La revisione della direttiva europea introduce obiettivi vincolanti, ma per ridurre davvero cibo sprecato e rifiuti tessili è necessario un cambiamento nelle abitudini quotidiane. Retake richiama i cittadini all’impegno collettivo per trasformare le regole in comportamenti concreti nei quartieri e nelle case

Spreco alimentare rifiuti tessili

L’Unione europea ha approvato in via definitiva la revisione della direttiva sui rifiuti, fissando per la prima volta obiettivi vincolanti contro lo spreco alimentare e i rifiuti tessili. La norma stabilisce che entro il 2030 lo spreco dovrà essere ridotto del 10% nella produzione e trasformazione e del 30% nel commercio, nella ristorazione e nelle famiglie. Per il tessile, i produttori saranno tenuti a coprire i costi di raccolta e riciclo attraverso il principio della responsabilità estesa del produttore.

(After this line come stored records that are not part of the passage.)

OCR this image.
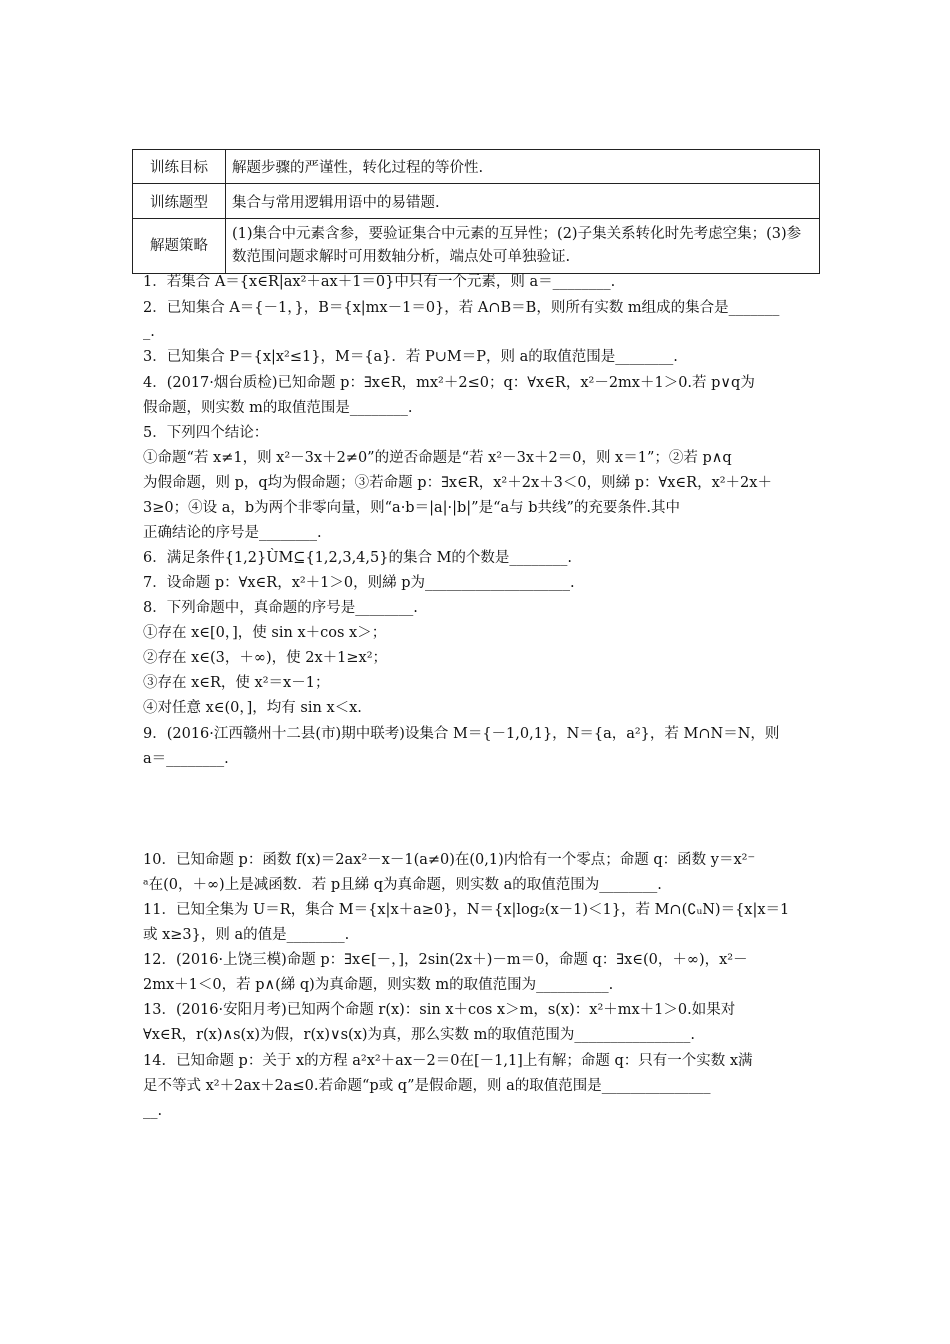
训练目标	解题步骤的严谨性，转化过程的等价性.
训练题型	集合与常用逻辑用语中的易错题.
解题策略	(1)集合中元素含参，要验证集合中元素的互异性；(2)子集关系转化时先考虑空集；(3)参数范围问题求解时可用数轴分析，端点处可单独验证.
1．若集合 A＝{x∈R|ax²＋ax＋1＝0}中只有一个元素，则 a＝________.
2．已知集合 A＝{－1，}，B＝{x|mx－1＝0}，若 A∩B＝B，则所有实数 m组成的集合是_______
_.
3．已知集合 P＝{x|x²≤1}，M＝{a}．若 P∪M＝P，则 a的取值范围是________.
4．(2017·烟台质检)已知命题 p：∃x∈R，mx²＋2≤0；q：∀x∈R，x²－2mx＋1＞0.若 p∨q为
假命题，则实数 m的取值范围是________.
5．下列四个结论：
①命题“若 x≠1，则 x²－3x＋2≠0”的逆否命题是“若 x²－3x＋2＝0，则 x＝1”；②若 p∧q
为假命题，则 p，q均为假命题；③若命题 p：∃x∈R，x²＋2x＋3＜0，则綈 p：∀x∈R，x²＋2x＋
3≥0；④设 a，b为两个非零向量，则“a·b＝|a|·|b|”是“a与 b共线”的充要条件.其中
正确结论的序号是________.
6．满足条件{1,2}ÙM⊆{1,2,3,4,5}的集合 M的个数是________.
7．设命题 p：∀x∈R，x²＋1＞0，则綈 p为____________________.
8．下列命题中，真命题的序号是________.
①存在 x∈[0，]，使 sin x＋cos x＞；
②存在 x∈(3，＋∞)，使 2x＋1≥x²；
③存在 x∈R，使 x²＝x－1；
④对任意 x∈(0，]，均有 sin x＜x.
9．(2016·江西赣州十二县(市)期中联考)设集合 M＝{－1,0,1}，N＝{a，a²}，若 M∩N＝N，则
a＝________.
10．已知命题 p：函数 f(x)＝2ax²－x－1(a≠0)在(0,1)内恰有一个零点；命题 q：函数 y＝x²⁻
ᵃ在(0，＋∞)上是减函数．若 p且綈 q为真命题，则实数 a的取值范围为________.
11．已知全集为 U＝R，集合 M＝{x|x＋a≥0}，N＝{x|log₂(x－1)＜1}，若 M∩(∁ᵤN)＝{x|x＝1
或 x≥3}，则 a的值是________.
12．(2016·上饶三模)命题 p：∃x∈[－，]，2sin(2x＋)－m＝0，命题 q：∃x∈(0，＋∞)，x²－
2mx＋1＜0，若 p∧(綈 q)为真命题，则实数 m的取值范围为__________.
13．(2016·安阳月考)已知两个命题 r(x)：sin x＋cos x＞m，s(x)：x²＋mx＋1＞0.如果对
∀x∈R，r(x)∧s(x)为假，r(x)∨s(x)为真，那么实数 m的取值范围为________________.
14．已知命题 p：关于 x的方程 a²x²＋ax－2＝0在[－1,1]上有解；命题 q：只有一个实数 x满
足不等式 x²＋2ax＋2a≤0.若命题“p或 q”是假命题，则 a的取值范围是_______________
__.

In questo quadro si inserisce la posizione di Retake, che sottolinea come le norme da sole non siano sufficienti. «Il cambiamento parte dalle mentalità e dai comportamenti quotidiani – dichiara il presidente Fabrizio Milone –. Solo quando la cittadinanza si assume la responsabilità di ridurre gli sprechi e prendersi cura dei beni comuni, i principi fissati dalle norme trovano davvero applicazione nella vita reale».

I dati evidenziano l’urgenza. Ogni anno nell’Ue si generano quasi 60 milioni di tonnellate di rifiuti alimentari, pari a 132 kg per persona, e 12,6 milioni di tonnellate di rifiuti tessili, di cui 5,2 milioni provenienti da abbigliamento e calzature, equivalenti a 12 kg pro capite. A livello mondiale meno dell’1% dei tessili viene effettivamente riciclato in nuovi prodotti.

Secondo Retake, la vera sfida si gioca nei quartieri, nelle case e nelle scelte di ogni giorno. Recuperare il cibo in eccesso, condividere ciò che avanza e riutilizzare gli abiti sono azioni semplici che, se diffuse collettivamente, possono contribuire a rendere le città più vivibili e sostenibili.